- Little Falls Township, Minnesota Location within the state of Minnesota Little Falls Township, Minnesota Little Falls Township, Minnesota (the United States)
- Coordinates: 45°57′12″N 94°19′3″W﻿ / ﻿45.95333°N 94.31750°W
- Country: United States
- State: Minnesota
- County: Morrison

Area
- • Total: 36.3 sq mi (94.1 km^{2})
- • Land: 34.7 sq mi (89.8 km^{2})
- • Water: 1.7 sq mi (4.3 km^{2})
- Elevation: 1,220 ft (372 m)

Population (2000)
- • Total: 1,624
- • Density: 47/sq mi (18.1/km^{2})
- Time zone: UTC-6 (Central (CST))
- • Summer (DST): UTC-5 (CDT)
- ZIP code: 56345
- Area code: 320
- FIPS code: 27-37574
- GNIS feature ID: 0664802
- Website: https://www.littlefallstwpmn.gov/

= Little Falls Township, Morrison County, Minnesota =

Little Falls Township is a township in Morrison County, Minnesota, United States. The population was 1,624 at the 2000 census.

==Geography==
According to the United States Census Bureau, the township has a total area of 36.3 sqmi, of which 34.7 sqmi is land and 1.6 sqmi (4.54%) is water.

It lies to the east of the Mississippi River.

==Demographics==
As of the census of 2000, there were 1,624 people, 533 households, and 459 families residing in the township. The population density was 46.8 PD/sqmi. There were 546 housing units at an average density of 15.7 /sqmi. The racial makeup of the township was 98.77% White, 0.12% African American, 0.18% Native American, 0.12% Asian, 0.18% from other races, and 0.62% from two or more races. Hispanic or Latino of any race were 0.62% of the population.

There were 533 households, out of which 42.0% had children under the age of 18 living with them, 78.2% were married couples living together, 5.3% had a female householder with no husband present, and 13.7% were non-families. 10.7% of all households were made up of individuals, and 3.2% had someone living alone who was 65 years of age or older. The average household size was 3.02 and the average family size was 3.23.

In the township the population was spread out, with 30.9% under the age of 18, 7.0% from 18 to 24, 29.6% from 25 to 44, 23.4% from 45 to 64, and 9.1% who were 65 years of age or older. The median age was 36 years. For every 100 females, there were 109.5 males. For every 100 females age 18 and over, there were 107.8 males.
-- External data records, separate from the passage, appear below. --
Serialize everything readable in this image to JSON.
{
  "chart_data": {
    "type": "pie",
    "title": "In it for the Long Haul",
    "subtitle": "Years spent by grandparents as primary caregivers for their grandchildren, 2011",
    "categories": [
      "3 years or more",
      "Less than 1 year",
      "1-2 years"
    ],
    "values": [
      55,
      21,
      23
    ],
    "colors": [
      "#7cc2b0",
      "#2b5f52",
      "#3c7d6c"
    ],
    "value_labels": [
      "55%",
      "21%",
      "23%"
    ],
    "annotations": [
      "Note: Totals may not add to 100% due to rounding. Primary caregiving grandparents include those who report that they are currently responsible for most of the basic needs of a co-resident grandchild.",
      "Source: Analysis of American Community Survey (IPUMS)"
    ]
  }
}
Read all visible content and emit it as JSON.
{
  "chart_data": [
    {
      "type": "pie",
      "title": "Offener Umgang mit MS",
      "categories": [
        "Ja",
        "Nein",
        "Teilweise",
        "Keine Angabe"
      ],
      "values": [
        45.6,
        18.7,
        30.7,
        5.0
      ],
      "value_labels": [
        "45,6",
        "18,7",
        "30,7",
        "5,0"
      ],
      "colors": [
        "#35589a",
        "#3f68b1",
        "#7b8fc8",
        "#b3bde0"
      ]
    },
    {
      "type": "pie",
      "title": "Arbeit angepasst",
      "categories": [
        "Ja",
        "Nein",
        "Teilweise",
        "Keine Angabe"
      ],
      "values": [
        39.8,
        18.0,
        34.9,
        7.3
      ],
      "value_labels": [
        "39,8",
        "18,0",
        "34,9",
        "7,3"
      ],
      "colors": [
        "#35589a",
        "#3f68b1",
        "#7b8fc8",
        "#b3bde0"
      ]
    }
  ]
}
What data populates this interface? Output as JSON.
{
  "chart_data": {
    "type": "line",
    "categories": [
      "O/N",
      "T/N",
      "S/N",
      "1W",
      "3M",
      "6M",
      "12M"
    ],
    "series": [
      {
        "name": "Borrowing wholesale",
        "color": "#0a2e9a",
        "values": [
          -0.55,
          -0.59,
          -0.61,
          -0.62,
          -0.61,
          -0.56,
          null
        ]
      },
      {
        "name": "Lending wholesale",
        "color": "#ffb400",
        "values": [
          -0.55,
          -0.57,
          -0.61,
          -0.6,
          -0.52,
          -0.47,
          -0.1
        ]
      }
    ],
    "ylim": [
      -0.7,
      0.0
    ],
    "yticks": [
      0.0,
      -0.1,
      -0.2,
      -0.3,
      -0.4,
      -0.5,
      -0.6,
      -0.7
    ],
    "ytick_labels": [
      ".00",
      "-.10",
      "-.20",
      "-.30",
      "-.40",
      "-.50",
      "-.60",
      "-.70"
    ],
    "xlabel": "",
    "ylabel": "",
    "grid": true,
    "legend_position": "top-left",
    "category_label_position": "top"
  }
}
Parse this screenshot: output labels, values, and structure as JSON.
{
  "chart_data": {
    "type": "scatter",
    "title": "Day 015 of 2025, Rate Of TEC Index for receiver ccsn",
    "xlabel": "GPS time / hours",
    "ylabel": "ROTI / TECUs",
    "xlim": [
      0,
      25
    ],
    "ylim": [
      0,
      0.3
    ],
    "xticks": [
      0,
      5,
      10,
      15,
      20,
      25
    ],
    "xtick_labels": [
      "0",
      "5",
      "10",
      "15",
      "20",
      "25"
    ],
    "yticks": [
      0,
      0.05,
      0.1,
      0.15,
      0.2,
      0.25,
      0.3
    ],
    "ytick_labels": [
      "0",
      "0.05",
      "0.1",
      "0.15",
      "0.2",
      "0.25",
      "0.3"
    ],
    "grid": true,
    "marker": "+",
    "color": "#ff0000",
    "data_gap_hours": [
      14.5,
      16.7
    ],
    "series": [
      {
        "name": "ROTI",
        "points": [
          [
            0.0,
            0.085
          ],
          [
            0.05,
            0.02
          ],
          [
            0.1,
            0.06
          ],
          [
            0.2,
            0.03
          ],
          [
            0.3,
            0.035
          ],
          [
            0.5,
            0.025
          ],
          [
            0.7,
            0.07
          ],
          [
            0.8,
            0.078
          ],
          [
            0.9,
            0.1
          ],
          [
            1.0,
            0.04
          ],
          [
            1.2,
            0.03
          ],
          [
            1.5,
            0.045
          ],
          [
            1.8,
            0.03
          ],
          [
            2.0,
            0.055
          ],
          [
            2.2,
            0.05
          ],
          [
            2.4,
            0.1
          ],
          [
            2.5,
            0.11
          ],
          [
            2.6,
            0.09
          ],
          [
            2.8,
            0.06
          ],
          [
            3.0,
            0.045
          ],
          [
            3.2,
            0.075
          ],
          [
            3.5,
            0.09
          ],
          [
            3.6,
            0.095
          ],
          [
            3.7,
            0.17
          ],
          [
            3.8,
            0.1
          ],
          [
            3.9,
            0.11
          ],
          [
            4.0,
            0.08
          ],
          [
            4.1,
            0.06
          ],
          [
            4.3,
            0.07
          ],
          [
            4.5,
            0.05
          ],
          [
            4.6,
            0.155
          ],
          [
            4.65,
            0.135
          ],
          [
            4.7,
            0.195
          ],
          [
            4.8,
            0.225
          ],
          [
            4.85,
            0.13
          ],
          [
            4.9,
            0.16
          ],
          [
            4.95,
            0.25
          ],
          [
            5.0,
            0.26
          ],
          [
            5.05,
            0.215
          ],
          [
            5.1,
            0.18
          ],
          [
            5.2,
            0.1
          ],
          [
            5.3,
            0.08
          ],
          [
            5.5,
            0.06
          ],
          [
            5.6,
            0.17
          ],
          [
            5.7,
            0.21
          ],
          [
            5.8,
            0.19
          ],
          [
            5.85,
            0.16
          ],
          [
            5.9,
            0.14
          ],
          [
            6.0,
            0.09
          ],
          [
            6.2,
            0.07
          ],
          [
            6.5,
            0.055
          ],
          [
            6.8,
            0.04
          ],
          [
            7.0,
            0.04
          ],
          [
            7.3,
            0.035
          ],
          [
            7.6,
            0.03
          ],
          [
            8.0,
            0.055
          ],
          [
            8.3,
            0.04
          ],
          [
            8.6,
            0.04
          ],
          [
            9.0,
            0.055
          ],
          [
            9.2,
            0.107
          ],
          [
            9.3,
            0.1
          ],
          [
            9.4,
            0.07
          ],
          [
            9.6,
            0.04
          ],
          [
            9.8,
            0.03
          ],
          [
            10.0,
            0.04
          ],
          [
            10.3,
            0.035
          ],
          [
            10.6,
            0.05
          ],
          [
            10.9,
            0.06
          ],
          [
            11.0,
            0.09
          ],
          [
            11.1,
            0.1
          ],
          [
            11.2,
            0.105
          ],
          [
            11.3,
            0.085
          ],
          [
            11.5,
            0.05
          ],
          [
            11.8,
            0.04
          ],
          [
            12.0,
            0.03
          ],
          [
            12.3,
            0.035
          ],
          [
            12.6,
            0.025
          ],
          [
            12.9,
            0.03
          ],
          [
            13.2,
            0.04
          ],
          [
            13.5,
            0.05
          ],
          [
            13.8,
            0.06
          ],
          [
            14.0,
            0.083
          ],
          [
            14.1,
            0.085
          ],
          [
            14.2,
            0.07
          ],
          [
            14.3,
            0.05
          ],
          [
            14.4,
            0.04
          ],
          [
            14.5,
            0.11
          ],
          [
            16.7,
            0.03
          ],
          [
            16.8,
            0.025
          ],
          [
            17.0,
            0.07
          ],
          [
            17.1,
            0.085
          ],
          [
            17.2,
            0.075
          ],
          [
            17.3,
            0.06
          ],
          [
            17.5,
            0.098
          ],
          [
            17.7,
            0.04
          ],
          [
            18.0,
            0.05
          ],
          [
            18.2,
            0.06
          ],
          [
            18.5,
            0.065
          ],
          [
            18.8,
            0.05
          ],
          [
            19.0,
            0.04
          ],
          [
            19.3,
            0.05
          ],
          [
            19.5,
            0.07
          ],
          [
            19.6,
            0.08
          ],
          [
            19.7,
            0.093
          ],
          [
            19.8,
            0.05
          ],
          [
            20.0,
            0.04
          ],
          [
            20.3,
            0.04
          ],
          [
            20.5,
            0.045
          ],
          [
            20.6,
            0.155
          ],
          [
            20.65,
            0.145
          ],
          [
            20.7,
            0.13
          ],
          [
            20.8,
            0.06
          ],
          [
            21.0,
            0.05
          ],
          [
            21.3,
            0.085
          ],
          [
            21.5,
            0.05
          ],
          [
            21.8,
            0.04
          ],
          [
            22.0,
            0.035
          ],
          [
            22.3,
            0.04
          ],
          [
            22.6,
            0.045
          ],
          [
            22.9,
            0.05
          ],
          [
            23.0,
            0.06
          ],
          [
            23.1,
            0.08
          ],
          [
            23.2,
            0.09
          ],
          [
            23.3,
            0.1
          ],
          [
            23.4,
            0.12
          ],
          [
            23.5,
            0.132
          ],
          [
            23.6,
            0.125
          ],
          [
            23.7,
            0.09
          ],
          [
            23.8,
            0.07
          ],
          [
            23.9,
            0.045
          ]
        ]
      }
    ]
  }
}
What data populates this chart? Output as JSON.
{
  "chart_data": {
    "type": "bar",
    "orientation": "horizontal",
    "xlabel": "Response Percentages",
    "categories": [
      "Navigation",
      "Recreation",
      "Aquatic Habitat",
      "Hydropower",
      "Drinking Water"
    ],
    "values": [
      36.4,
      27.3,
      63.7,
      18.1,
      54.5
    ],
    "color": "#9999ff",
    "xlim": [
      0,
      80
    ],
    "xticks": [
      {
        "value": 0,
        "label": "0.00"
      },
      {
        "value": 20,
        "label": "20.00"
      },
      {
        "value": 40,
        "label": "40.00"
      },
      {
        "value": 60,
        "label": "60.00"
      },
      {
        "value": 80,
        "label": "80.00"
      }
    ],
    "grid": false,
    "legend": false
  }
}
The median income for a household in the township was $56,196, and the median income for a family was $60,250. Males had a median income of $35,000 versus $25,688 for females. The per capita income for the township was $22,083. About 2.1% of families and 2.5% of the population were below the poverty line, including 1.9% of those under age 18 and 4.7% of those age 65 or over.